北朝鮮の意図を確認せよ
――朝鮮半島政策の次なる課題
2002年1月号
二〇〇〇年六月の歴史的な南北首脳会談から一年、当時の熱い期待はまだ少しは残っているが、朝鮮半島情勢は厄介なほどに先の読めない状況にある。こうしたなか、ブッシュ政権は対朝鮮民主主義人民共和国(北朝鮮)外交を新たに開始した。南北首脳会談は、南北朝鮮の関係に新たな一章を開くとともに、大量破壊兵器問題の背景にある、南北間の「緊張」という朝鮮半島の根本問題の解決への糸口を切り開き、真の和解の可能性も浮上させた。
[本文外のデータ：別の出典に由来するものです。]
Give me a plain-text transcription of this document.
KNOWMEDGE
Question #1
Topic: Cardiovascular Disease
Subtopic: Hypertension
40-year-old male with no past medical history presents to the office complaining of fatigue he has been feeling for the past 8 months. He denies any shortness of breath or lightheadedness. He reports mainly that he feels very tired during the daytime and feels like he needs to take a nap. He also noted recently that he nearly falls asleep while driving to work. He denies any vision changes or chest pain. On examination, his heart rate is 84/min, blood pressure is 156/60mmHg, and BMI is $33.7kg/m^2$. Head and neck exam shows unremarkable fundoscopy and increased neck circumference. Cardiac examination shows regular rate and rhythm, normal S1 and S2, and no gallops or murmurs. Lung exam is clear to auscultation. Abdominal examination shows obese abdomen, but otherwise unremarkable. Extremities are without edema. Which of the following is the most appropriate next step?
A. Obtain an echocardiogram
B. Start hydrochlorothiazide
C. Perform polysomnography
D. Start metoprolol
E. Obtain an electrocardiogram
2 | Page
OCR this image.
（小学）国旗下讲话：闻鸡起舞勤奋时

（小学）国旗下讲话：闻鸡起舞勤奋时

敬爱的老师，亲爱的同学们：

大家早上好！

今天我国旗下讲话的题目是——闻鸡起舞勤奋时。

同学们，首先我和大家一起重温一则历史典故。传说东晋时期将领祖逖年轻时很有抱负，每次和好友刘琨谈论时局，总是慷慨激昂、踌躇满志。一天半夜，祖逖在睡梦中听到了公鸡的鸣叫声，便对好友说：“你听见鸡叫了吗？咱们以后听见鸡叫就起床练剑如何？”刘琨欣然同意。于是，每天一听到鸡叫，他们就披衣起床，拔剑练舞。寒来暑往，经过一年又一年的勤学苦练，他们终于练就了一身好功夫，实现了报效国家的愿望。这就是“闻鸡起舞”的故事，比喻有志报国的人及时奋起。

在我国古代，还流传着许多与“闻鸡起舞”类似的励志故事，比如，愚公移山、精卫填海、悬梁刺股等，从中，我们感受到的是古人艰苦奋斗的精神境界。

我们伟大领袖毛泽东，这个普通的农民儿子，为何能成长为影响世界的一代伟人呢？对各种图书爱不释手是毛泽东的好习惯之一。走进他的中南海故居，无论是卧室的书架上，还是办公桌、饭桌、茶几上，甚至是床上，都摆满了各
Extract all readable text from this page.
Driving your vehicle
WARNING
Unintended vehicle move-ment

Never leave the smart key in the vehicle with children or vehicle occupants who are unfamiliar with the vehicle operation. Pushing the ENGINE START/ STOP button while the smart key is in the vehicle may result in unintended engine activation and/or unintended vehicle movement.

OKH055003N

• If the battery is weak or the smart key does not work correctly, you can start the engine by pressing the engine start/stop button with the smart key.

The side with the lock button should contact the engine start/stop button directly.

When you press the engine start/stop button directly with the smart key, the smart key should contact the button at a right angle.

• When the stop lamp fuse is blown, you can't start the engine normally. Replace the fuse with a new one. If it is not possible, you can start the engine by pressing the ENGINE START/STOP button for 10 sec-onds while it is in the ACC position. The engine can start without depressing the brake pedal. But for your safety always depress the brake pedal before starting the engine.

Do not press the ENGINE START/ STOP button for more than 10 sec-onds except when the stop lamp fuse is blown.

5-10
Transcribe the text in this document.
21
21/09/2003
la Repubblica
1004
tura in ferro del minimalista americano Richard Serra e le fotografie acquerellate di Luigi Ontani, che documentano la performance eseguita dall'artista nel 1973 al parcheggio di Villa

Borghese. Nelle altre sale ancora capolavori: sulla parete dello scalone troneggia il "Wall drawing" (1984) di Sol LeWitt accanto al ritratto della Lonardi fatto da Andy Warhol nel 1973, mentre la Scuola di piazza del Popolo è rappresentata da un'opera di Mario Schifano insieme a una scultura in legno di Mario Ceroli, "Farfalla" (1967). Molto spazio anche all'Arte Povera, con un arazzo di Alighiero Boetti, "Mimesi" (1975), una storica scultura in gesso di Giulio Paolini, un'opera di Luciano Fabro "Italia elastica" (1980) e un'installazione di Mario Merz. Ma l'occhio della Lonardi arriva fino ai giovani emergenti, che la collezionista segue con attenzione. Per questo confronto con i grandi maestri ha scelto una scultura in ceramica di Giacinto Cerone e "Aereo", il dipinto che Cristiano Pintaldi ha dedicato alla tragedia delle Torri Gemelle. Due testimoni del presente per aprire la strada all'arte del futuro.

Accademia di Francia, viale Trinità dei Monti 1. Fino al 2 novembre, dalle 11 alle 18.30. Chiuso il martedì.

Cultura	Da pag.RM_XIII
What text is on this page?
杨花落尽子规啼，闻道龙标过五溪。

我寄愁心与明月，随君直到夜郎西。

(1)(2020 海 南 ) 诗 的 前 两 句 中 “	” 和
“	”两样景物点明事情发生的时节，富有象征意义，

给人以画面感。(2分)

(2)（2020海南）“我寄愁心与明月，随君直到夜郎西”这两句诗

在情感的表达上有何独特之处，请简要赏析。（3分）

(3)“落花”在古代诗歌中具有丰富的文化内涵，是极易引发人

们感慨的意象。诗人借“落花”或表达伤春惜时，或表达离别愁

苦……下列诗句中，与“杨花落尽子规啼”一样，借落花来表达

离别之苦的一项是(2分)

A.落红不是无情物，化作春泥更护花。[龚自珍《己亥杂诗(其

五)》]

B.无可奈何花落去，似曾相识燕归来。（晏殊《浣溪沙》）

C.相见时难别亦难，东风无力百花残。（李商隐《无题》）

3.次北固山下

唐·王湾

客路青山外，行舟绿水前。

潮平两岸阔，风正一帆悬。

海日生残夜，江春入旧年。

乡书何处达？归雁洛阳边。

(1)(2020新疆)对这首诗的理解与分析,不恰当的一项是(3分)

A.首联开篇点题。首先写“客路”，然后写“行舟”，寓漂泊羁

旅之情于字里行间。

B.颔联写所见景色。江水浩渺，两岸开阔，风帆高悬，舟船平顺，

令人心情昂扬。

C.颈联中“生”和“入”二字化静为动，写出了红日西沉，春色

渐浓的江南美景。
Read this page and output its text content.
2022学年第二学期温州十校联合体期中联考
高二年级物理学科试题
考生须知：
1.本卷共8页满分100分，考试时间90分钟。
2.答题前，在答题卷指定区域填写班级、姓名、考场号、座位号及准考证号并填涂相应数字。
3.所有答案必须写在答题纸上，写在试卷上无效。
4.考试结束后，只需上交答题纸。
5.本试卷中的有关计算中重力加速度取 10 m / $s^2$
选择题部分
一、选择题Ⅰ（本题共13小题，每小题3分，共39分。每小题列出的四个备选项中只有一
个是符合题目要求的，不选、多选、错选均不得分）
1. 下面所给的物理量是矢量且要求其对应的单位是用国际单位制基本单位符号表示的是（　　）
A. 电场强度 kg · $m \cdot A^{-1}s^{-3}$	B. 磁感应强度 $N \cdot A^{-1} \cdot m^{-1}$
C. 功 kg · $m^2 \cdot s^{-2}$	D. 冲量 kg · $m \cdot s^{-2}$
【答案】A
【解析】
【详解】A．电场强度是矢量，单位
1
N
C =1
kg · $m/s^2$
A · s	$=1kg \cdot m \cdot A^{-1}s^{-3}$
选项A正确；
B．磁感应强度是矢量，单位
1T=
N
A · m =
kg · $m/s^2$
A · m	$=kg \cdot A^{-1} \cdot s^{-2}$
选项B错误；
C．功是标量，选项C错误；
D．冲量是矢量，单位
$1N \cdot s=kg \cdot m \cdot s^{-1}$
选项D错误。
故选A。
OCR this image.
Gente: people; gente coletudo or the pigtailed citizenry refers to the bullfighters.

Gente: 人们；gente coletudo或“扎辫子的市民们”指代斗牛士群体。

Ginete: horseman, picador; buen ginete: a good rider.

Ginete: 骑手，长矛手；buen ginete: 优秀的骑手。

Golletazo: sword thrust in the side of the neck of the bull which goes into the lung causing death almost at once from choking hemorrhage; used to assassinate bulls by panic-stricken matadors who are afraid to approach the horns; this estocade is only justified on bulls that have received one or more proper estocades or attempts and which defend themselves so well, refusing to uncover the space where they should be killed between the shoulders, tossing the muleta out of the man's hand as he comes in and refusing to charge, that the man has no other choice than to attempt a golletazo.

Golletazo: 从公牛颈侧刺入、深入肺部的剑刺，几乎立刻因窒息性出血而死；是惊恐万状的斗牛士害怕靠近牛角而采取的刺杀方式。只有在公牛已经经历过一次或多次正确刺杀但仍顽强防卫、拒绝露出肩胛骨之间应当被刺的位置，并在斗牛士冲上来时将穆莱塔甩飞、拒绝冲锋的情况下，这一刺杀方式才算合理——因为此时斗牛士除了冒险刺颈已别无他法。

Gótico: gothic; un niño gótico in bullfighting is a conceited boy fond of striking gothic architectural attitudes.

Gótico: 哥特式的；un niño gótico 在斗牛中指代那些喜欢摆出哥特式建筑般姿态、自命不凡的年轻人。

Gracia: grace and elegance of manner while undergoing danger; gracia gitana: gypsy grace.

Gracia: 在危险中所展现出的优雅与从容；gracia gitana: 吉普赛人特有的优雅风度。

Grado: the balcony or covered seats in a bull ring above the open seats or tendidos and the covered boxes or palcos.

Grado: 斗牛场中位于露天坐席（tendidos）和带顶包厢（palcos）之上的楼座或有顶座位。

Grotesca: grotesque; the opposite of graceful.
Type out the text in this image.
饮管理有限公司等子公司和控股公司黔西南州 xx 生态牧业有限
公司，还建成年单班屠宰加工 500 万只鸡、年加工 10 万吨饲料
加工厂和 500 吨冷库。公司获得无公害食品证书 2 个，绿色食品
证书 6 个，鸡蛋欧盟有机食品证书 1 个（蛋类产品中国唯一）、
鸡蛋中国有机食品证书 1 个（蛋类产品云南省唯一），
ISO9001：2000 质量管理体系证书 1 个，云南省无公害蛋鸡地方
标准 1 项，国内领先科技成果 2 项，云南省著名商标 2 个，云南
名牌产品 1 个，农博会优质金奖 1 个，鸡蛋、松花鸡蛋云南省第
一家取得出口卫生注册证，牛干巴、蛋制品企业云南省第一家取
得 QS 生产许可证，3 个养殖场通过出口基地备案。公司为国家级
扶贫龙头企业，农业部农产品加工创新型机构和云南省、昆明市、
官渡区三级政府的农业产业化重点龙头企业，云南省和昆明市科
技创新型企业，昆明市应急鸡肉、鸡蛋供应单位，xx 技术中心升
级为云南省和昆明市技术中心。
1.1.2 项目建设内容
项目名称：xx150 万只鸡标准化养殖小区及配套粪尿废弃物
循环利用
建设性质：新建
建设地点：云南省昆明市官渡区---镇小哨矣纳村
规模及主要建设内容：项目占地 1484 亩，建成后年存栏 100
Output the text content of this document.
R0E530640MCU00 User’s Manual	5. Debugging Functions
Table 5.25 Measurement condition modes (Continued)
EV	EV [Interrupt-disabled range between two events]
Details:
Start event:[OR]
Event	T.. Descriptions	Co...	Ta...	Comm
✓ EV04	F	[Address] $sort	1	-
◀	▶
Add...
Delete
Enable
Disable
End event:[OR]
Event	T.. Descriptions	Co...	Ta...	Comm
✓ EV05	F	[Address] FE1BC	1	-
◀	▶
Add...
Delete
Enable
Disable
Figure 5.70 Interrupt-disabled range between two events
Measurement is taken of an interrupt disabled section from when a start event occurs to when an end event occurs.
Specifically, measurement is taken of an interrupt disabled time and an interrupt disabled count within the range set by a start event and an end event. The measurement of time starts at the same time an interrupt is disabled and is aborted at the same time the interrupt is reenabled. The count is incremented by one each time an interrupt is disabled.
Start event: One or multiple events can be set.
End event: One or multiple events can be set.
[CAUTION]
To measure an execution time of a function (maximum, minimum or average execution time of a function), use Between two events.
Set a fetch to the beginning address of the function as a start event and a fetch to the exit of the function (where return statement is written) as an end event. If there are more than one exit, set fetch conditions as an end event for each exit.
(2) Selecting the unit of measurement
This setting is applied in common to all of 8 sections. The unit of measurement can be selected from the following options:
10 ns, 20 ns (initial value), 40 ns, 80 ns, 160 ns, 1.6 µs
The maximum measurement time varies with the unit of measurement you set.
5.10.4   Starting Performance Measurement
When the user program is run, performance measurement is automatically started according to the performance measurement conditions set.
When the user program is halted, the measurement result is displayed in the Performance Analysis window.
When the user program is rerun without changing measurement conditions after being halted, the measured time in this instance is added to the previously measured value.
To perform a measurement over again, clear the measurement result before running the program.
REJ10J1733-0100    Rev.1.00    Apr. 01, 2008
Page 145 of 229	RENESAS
しかし、五十年に及ぶ不信と対決の歴史を少しずつ解きほぐしていくという困難な作業を前に、首脳会談の際に高まった期待と約束もいまや色あせてきている。ブッシュ政権が受け継いだのは、長く続いてきた軍事的膠着状態だけではなかった。新政権は、緊張の大幅な緩和、安定した抑止状況、緊密な米韓同盟、そして十三年の歴史を持つ北朝鮮との交流という側面も受け継いだ。南北首脳会談は、北朝鮮の対外姿勢や戦術を大きく変化させることをわれわれに予想させるものだった。たしかに、かつては謎に包まれ、嘲笑の的とされることも多かった金正日だが、いまや数多くの外国の指導者たちと丁々発止やり合える、まともな政治家として表舞台に登場している。北朝鮮はイギリス、イタリア、ドイツなどアメリカの同盟国を含む二十カ国を超えるアジア・ヨーロッパ諸国との関係正常化のため、特徴には欠けるとはいえ、見事な外交攻勢に打って出た。しかし劇的な戦術上の変化を別にすれば、平壌の全方位外交が北朝鮮の政権内での重大な方向転換を意味するのか、経済利益や安全保障と引き換えに軍備削減交渉に応じる気があるのか、予断を許さない状態にある。今回のタスクフォース・リポートは、朝鮮半島情勢がこの三年間でどのように推移したかを軸に、米韓の政策がそれぞれどのような経緯をたどってきたか、現状に対処するための最適の政策は何なのか、を中心に分析している。